De: NICOLAS PHILIBERT
25.09.2007
Por Daniel Schenker
SOBRE A PASSAGEM DO TEMPO

De Volta à Normandia é narrado em primeira pessoa. Trata-se de um dado importante desse projeto de Nicolas Philibert. O diretor, que trabalhou como assistente de direção de René Allio durante a realização, em 1975, de Eu, Pierre Rivière, que degolei minha mãe, minha irmã e meu irmão , volta à região da Normandia, mas não com o único intuito de retomar contato com os não-atores recrutados para o filme naquela época.

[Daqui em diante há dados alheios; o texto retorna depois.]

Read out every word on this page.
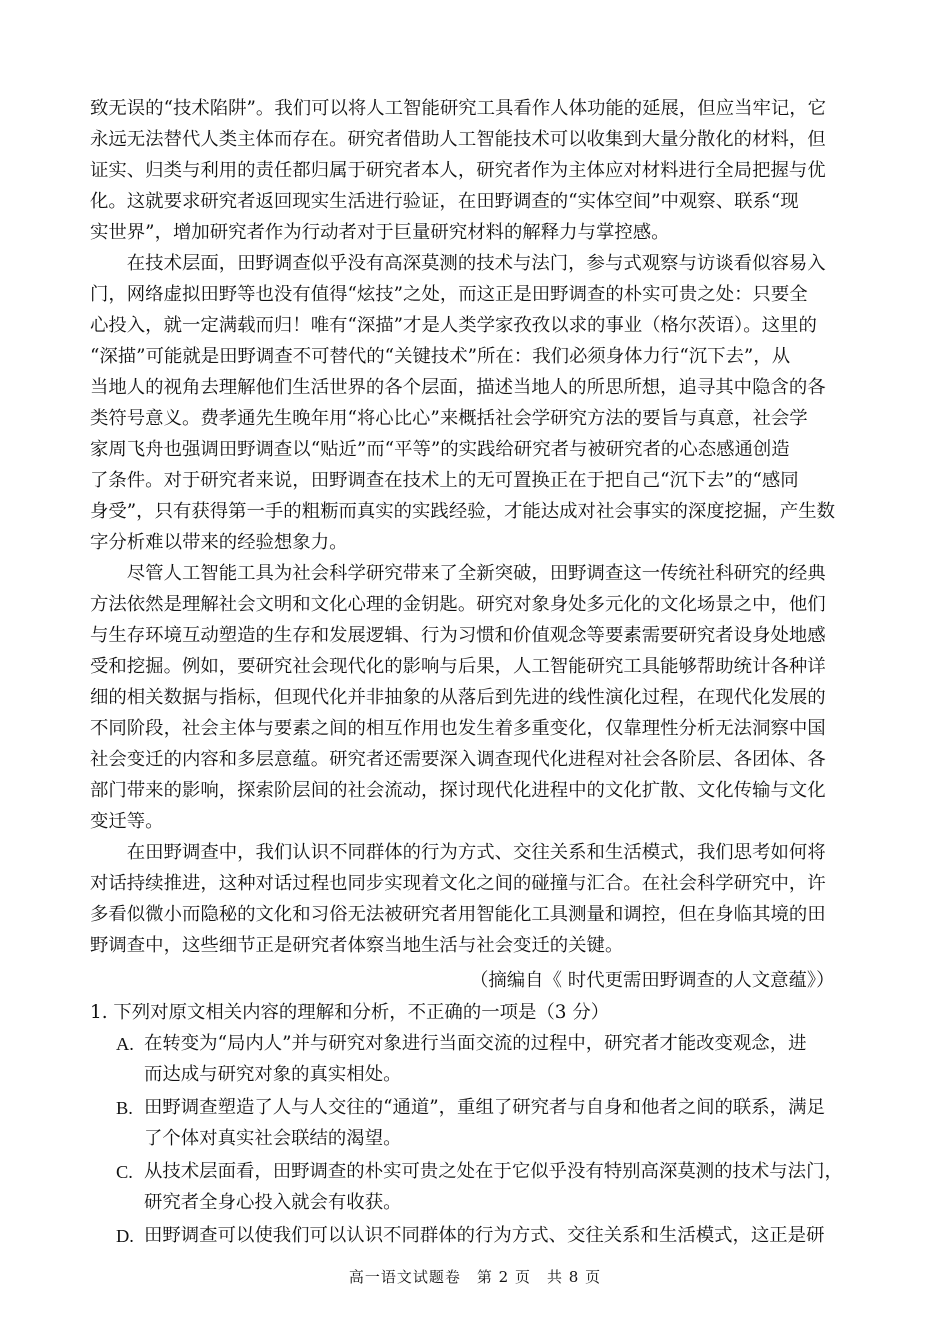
致无误的“技术陷阱”。我们可以将人工智能研究工具看作人体功能的延展，但应当牢记，它
永远无法替代人类主体而存在。研究者借助人工智能技术可以收集到大量分散化的材料，但
证实、归类与利用的责任都归属于研究者本人，研究者作为主体应对材料进行全局把握与优
化。这就要求研究者返回现实生活进行验证，在田野调查的“实体空间”中观察、联系“现
实世界”，增加研究者作为行动者对于巨量研究材料的解释力与掌控感。
　　在技术层面，田野调查似乎没有高深莫测的技术与法门，参与式观察与访谈看似容易入
门，网络虚拟田野等也没有值得“炫技”之处，而这正是田野调查的朴实可贵之处：只要全
心投入，就一定满载而归！唯有“深描”才是人类学家孜孜以求的事业（格尔茨语）。这里的
“深描”可能就是田野调查不可替代的“关键技术”所在：我们必须身体力行“沉下去”，从
当地人的视角去理解他们生活世界的各个层面，描述当地人的所思所想，追寻其中隐含的各
类符号意义。费孝通先生晚年用“将心比心”来概括社会学研究方法的要旨与真意，社会学
家周飞舟也强调田野调查以“贴近”而“平等”的实践给研究者与被研究者的心态感通创造
了条件。对于研究者来说，田野调查在技术上的无可置换正在于把自己“沉下去”的“感同
身受”，只有获得第一手的粗粝而真实的实践经验，才能达成对社会事实的深度挖掘，产生数
字分析难以带来的经验想象力。
　　尽管人工智能工具为社会科学研究带来了全新突破，田野调查这一传统社科研究的经典
方法依然是理解社会文明和文化心理的金钥匙。研究对象身处多元化的文化场景之中，他们
与生存环境互动塑造的生存和发展逻辑、行为习惯和价值观念等要素需要研究者设身处地感
受和挖掘。例如，要研究社会现代化的影响与后果，人工智能研究工具能够帮助统计各种详
细的相关数据与指标，但现代化并非抽象的从落后到先进的线性演化过程，在现代化发展的
不同阶段，社会主体与要素之间的相互作用也发生着多重变化，仅靠理性分析无法洞察中国
社会变迁的内容和多层意蕴。研究者还需要深入调查现代化进程对社会各阶层、各团体、各
部门带来的影响，探索阶层间的社会流动，探讨现代化进程中的文化扩散、文化传输与文化
变迁等。
　　在田野调查中，我们认识不同群体的行为方式、交往关系和生活模式，我们思考如何将
对话持续推进，这种对话过程也同步实现着文化之间的碰撞与汇合。在社会科学研究中，许
多看似微小而隐秘的文化和习俗无法被研究者用智能化工具测量和调控，但在身临其境的田
野调查中，这些细节正是研究者体察当地生活与社会变迁的关键。
（摘编自《 时代更需田野调查的人文意蕴》）
1. 下列对原文相关内容的理解和分析，不正确的一项是（3 分）
A. 在转变为“局内人”并与研究对象进行当面交流的过程中，研究者才能改变观念，进
而达成与研究对象的真实相处。
B. 田野调查塑造了人与人交往的“通道”，重组了研究者与自身和他者之间的联系，满足
了个体对真实社会联结的渴望。
C. 从技术层面看，田野调查的朴实可贵之处在于它似乎没有特别高深莫测的技术与法门，
研究者全身心投入就会有收获。
D. 田野调查可以使我们可以认识不同群体的行为方式、交往关系和生活模式，这正是研
高一语文试题卷　第 2 页　共 8 页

Há uma busca mais íntima que move o cineasta: o resgate da imagem do próprio pai, Michel Philibert, que interpretou um pequeno papel na produção de Allio, eliminada no corte final. Nicolas Philibert sai à cata da versão original e encontra a seqüência em que o pai aparece. Mas a seqüência ressurge sem som, sinalizando uma impossibilidade de recuperar o passado. Pode-se trazer à tona uma imagem, mas não a experiência propriamente dita.



As transformações decorrentes da passagem do tempo já eram um fato determinante no próprio filme de René Allio, que, ao recriar, como o próprio título indica, os assassinatos cometidos por um jovem camponês, Pierre Rivière, na primeira metade do século XIX, viu-se obrigado a afastar-se da exata localidade onde os fatos se deram simplesmente porque as mudanças na região desfiguraram a ambientação original.



Allio procurou suprimir distâncias ao filmar com camponeses da região. No entanto, apesar do esforço do diretor em extrair autenticidade de seu elenco de não-atores, estes realizaram uma leitura dos personagens, por mais amalgamados com “eles” que tenham se sentido durante o processo de trabalho e por mais próximos que sejam dos seus cotidianos. “É como se lhes devolvesse a própria história”, afirma Philibert, expressando mais uma impressão do que algo realmente possível. De Volta à Normandia resulta, isto sim, de camadas de apropriação: de René Allio em relação aos relatos deixados por Pierre Rivière antes de se suicidar na prisão; dos não-atores em relação aos personagens que interpretaram; e de Nicolas Philibert em relação aos escritos e ao próprio filme de Allio.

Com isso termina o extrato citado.